Frames and supports in 15th and 16th-century Southern Netherlandish painting

catalogue 348 11. Anonymous, Annunciation , second half 16th century Inv. no. 5071 Provenance: belonged to the Emile Renders Collection. Sold to Marshall Goering at the beginning of World War II and found in Berchtesgaden in 1945. Deposited with the Royal Museum of Fine Arts in Antwerp in 1952. Bibliography: Verougstraete et al. 2004, 36-49. Jef Van der Veken (1872-1964) reworked, repainted or overpainted nearly two-thirds of the surface of an early 16th century work. The aim was to embellish a modest work that was in poor state of conservation. Peter Klein, report on dendrochronology, 27 September 2004 (KIK-IRPA, restoration file). Panel: (39.8 × 49.8 cm) three oak boards thinned to 2 to 3 mm in thickness, arranged vertically (from left to right, measured from the front: 14.9, 20.4 and 14.5 cm across). A join has been reglued. The thinned panel has been cradled.
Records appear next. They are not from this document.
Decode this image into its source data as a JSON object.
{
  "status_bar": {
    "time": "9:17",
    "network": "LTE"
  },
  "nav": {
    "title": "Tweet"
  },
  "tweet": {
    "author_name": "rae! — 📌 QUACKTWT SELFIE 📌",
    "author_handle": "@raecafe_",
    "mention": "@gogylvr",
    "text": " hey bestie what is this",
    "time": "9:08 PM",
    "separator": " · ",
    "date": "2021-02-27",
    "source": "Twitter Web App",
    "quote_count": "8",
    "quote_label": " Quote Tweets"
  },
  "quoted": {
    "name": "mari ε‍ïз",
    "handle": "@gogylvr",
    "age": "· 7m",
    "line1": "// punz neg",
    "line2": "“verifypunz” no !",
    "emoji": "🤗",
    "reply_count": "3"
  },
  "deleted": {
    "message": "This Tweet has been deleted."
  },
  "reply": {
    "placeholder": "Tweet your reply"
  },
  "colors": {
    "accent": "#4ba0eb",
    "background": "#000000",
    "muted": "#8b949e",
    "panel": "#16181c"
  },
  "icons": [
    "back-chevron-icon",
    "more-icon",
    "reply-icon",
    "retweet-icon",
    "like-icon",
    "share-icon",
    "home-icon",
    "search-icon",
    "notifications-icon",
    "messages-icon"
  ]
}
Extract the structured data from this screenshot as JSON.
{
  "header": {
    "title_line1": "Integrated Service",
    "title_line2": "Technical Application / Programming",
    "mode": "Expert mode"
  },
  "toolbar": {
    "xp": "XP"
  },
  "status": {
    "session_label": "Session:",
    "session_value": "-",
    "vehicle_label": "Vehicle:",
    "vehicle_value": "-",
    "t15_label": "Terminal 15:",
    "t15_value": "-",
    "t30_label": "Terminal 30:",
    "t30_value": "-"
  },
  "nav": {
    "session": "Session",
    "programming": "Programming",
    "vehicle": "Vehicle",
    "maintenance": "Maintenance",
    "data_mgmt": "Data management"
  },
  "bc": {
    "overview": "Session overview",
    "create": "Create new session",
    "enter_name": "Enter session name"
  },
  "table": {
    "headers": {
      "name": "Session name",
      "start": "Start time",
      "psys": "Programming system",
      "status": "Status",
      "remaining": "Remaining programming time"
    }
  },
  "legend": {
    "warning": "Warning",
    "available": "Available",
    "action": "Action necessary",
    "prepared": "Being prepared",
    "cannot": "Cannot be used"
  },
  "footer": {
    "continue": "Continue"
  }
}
To the front it exhibits an unpainted 0.7 cm edge on all four sides. A barbe has remained intact in certain places (top edge, right edge, upper left edge). Dendrochronology gives 1546 as the first possible date for the execution of the original painting but a terminus post quem of 1552 is more likely. Frame: coarse imitation of an old model. Gilded moulding on the inside and outside flat band with remnants of black paint.